2/26/2020 Jo Bovy (University of Toronto)
Title:  The Milky Way in the era of large surveys
Abstract:  For over a hundred years, the Milky Way has been the nexus between many fields of astrophysics, linking together investigations into the formation of planetary systems and stars to studies of galactic evolution, cosmology, and astroparticle physics. Obtaining a detailed understanding of our Galaxy’s structure, formation, and evolution is therefore crucial to the advancement of the whole of astrophysical knowledge. Long thought to be a simple spiral galaxy with a simple disk-plus-bulge structure leading a relatively unperturbed life, the advent of large surveys such as SDSS, Gaia, and soon LSST has breathed new life into the field of galactic structure. I will discuss the new view of the Milky Way—complex, dynamic, and very much in the process of evolving—and what it implies about galaxy formation, galaxy evolution, and the nature of dark matter.

3/4/2020 Jim Fuller (Caltech)
Title:  Surprising impacts of gravity waves

Abstract: Gravity waves are low frequency fluid oscillations restored by buoyancy forces in planetary and stellar interiors. Despite their ubiquity, the importance of gravity waves in evolutionary processes has only recently been appreciated. Gravity modes are resonantly excited by tidal forcing in stellar binaries, and their observed amplitudes in heartbeat stars indicate a resonance locking process operates in some systems. A similar resonance locking process appears to be at work in the Saturn system, as evidenced by the rapid outward migration of its largest moon, Titan. Gravity waves asteroseismically measure the core rotation rates of red giant stars, informing new angular momentum transport models that predict slow rotation rates for white dwarfs, neutron stars, and black holes. In the late phase evolution of massive stars approaching core-collapse, vigorous convection excites gravity waves that can carry huge amounts of energy within the star. The wave energy redistribution can drive outbursts and enhanced mass loss in the final years of massive star evolution, with important consequences for the appearance of subsequent supernovae.

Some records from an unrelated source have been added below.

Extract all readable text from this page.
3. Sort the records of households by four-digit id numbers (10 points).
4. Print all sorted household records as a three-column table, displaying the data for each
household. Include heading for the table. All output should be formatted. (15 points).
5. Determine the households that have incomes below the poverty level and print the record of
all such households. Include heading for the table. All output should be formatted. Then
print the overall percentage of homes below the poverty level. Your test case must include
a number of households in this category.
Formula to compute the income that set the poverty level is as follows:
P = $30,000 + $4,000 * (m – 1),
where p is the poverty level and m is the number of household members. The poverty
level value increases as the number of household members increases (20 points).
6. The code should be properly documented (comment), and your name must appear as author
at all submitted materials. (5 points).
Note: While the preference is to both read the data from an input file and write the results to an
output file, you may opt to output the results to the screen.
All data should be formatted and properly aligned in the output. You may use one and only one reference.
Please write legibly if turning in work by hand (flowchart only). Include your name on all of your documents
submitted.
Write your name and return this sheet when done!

3/11/2020 Lori Lubin (UCD) 
Title: Understanding Cluster Formation and Galaxy Evolution ... ORELSE

Abstract:  The Observations of Redshift Evolution in Large Scale Environments (ORELSE) Survey is a systematic photometric and spectroscopic searchfor structure on scales > 10 Mpc around 18 known clusters at 0.6 < z <1.3.  The survey covers 5 square degrees, all targeted at high-densityregions, making it comparable in area and spectral coverage to field surveys such as DEEP2.  The goal of survey is to study galaxy evolution across all scales -- from dense cluster cores to infall/intermediate-density regions to the field. In this talk, I describe the survey design, the galaxy sample, and our novel environmental metrics. I present some recent results on using the large galaxy sample to create a quantifiable cluster catalog, measure galaxy properties as a function of stellar mass, environment, and redshift, and constrain the nature of the active galaxy population. Finally, I describe our latest program to combine ORELSE with the higher-redshift survey VUDS to chart cluster formation and its effect on member galaxies over the last 12 billion years.